- Genre: Children
- Country of origin: Portugal
- Original language: Portuguese

Production
- Producer: Rádio e Televisão de Portugal

Original release
- Network: RTP2 RTP Mundo
- Release: 2004 – present

= RTP Zig Zag =

Portuguese children's programming block

 RTP Zig Zag is a Portuguese children's programming block broadcast daily on RTP2, RTP1 and RTP Mundo from Portugal. It airs programming that is targeted for young people (children and teenagers) from ages 3–17. It airs daily on the weekdays from 07:00 to 11:15 WET, and again later on in the day from 16:00 to 20:05 WET. It airs programming in Portuguese.

== History ==
The block emerged in 2004 after prior concerns on the airing of violent cartoons on terrestrial television networks. Per a 1999 study, RTP's two channels were known for having violent children's programming, in 2003, Heloísa Apolónia was aware that her four-year-old daughter was singing the opening lyrics to the theme of Class King Yamazaki, an anime series RTP was airing on its channels at the time, which she perceived as violent.
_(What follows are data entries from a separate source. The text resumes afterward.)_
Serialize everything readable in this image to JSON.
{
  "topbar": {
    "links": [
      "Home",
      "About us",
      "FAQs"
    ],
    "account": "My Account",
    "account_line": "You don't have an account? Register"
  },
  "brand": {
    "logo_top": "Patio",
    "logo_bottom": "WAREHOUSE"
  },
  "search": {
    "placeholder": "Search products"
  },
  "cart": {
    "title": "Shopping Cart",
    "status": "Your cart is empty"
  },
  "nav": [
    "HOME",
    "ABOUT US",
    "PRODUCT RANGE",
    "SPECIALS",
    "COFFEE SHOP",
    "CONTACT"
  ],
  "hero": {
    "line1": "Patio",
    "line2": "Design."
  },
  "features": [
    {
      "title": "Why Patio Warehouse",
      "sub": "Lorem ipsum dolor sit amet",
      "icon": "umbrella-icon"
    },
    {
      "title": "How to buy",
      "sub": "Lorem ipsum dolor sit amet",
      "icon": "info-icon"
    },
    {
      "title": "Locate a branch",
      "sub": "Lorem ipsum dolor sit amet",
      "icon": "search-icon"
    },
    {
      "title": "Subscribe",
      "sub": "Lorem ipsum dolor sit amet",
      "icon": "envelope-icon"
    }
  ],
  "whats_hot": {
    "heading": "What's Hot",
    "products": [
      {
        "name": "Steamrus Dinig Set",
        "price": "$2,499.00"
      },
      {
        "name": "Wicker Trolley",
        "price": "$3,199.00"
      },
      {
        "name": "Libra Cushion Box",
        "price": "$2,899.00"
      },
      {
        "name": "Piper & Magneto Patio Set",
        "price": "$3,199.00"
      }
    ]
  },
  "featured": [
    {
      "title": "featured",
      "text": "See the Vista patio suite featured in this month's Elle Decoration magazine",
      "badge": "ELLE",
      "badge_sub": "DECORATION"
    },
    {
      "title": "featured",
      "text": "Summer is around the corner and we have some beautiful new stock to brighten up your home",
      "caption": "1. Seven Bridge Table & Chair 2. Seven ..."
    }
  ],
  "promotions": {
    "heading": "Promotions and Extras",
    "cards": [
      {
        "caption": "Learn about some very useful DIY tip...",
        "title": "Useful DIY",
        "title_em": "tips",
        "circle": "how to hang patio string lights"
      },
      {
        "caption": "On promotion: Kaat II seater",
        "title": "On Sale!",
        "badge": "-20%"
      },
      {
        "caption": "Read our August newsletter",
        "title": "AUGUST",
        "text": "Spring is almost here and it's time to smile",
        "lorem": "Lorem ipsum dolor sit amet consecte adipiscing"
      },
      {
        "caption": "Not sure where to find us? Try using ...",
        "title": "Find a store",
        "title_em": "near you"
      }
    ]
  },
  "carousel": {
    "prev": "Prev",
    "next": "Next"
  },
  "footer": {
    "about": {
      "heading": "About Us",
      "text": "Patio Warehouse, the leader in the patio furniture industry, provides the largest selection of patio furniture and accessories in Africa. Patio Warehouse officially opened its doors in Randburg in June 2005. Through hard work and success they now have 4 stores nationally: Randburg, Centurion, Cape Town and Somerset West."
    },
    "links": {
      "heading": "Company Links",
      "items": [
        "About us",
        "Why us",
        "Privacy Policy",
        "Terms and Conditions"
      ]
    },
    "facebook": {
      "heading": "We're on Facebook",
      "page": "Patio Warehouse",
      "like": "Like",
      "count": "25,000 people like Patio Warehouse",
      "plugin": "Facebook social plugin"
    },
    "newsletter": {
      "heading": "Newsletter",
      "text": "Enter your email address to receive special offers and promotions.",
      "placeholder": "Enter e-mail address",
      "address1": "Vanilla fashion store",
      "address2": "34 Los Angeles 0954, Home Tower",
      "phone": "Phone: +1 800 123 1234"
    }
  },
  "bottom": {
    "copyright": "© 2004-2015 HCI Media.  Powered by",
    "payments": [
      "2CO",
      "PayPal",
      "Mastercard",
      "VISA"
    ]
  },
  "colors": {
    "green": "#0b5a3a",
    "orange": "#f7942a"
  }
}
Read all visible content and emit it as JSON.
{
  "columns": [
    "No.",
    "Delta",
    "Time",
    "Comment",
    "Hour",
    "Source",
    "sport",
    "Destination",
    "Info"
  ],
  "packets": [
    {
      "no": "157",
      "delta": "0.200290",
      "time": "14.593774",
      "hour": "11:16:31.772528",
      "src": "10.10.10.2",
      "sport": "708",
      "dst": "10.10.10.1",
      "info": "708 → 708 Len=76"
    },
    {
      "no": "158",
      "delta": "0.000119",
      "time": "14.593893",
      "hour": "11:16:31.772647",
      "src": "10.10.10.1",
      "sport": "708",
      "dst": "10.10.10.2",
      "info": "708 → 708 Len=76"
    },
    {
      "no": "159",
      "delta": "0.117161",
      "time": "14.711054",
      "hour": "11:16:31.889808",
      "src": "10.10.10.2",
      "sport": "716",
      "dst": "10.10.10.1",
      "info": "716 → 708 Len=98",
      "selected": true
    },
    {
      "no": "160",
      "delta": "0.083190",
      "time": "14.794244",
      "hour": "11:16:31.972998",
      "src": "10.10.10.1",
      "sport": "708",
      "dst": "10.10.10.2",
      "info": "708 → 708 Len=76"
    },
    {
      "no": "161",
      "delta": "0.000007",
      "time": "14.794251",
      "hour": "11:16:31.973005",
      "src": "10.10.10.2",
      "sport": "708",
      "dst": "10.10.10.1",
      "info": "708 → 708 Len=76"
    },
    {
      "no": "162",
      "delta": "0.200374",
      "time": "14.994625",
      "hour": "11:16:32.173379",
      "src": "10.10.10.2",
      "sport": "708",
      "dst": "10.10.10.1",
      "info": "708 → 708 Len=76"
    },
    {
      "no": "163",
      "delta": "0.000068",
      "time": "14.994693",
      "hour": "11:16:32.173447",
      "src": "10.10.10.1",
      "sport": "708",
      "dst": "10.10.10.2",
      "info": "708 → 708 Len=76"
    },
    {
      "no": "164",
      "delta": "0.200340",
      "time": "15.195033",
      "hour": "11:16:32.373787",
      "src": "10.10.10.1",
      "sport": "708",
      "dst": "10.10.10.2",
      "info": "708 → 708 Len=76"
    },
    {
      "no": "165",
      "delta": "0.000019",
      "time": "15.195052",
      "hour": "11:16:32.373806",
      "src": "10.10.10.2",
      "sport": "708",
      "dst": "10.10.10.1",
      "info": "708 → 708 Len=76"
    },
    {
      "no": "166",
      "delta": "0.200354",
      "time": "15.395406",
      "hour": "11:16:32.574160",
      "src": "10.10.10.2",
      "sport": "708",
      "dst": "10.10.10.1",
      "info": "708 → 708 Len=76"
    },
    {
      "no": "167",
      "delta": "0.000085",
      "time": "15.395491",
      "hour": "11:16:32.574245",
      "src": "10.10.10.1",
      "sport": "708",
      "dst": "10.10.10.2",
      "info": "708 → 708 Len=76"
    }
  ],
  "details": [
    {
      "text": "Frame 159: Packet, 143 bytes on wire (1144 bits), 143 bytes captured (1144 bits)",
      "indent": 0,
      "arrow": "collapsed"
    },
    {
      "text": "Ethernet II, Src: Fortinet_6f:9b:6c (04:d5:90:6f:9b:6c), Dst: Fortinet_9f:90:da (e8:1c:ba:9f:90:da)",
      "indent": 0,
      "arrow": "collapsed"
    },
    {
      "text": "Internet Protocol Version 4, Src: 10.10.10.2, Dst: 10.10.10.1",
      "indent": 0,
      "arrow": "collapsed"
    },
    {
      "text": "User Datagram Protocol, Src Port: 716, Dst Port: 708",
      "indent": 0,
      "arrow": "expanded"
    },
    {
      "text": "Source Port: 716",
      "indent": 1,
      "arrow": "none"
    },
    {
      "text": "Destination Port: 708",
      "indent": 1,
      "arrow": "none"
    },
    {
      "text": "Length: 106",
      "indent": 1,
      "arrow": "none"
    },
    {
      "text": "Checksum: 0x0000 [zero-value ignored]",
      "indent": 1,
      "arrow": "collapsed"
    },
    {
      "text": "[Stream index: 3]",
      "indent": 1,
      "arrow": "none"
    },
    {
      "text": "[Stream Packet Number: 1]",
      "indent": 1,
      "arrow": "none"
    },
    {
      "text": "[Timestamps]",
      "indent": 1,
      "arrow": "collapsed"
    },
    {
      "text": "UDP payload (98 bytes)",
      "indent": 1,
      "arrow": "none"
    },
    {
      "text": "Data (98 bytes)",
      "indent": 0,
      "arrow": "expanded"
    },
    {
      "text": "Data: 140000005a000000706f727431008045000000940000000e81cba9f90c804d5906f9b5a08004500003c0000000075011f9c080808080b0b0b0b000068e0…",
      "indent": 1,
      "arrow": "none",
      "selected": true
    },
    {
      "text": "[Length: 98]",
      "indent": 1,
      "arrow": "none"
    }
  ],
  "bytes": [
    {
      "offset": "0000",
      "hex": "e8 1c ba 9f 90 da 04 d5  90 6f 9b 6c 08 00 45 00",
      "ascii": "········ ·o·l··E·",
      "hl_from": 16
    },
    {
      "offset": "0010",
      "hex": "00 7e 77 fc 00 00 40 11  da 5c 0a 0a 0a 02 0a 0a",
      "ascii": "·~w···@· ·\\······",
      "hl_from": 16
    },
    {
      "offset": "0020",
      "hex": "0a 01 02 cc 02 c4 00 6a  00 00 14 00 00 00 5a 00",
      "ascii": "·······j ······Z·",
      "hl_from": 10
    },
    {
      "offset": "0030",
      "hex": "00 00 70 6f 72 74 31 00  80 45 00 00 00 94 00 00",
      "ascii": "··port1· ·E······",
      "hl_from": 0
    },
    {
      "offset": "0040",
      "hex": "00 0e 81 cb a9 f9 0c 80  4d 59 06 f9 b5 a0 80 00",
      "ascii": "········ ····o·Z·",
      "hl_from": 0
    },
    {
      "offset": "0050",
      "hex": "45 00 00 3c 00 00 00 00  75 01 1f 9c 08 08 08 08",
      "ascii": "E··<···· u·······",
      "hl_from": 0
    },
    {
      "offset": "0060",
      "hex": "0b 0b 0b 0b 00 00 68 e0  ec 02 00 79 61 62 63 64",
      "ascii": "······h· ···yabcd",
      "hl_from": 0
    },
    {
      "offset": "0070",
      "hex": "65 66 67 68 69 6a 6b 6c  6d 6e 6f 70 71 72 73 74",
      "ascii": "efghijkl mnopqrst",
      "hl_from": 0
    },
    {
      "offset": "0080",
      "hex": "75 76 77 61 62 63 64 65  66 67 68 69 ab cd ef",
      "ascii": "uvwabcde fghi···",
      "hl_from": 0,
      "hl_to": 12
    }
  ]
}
Her party began to start a project to monitor RTP's children's programming.

== Radar XS ==
Radar XS is a news program for children, which doesn't tackle the news events of the week. Created in 2019 after a four-year hiatus following the closure of Diário XS (created in 2010), it is a weekly program.

== Rádio Zig Zag ==
Rádio Zig Zag started broadcasting on 19 September 2016 after successive recommendations initiated in 2010 and 2015, which oversaw the creation of a dedicated radio station aimed at children in their formative years. As of 2022, it was airing 78 programs, all of which were produced in-house.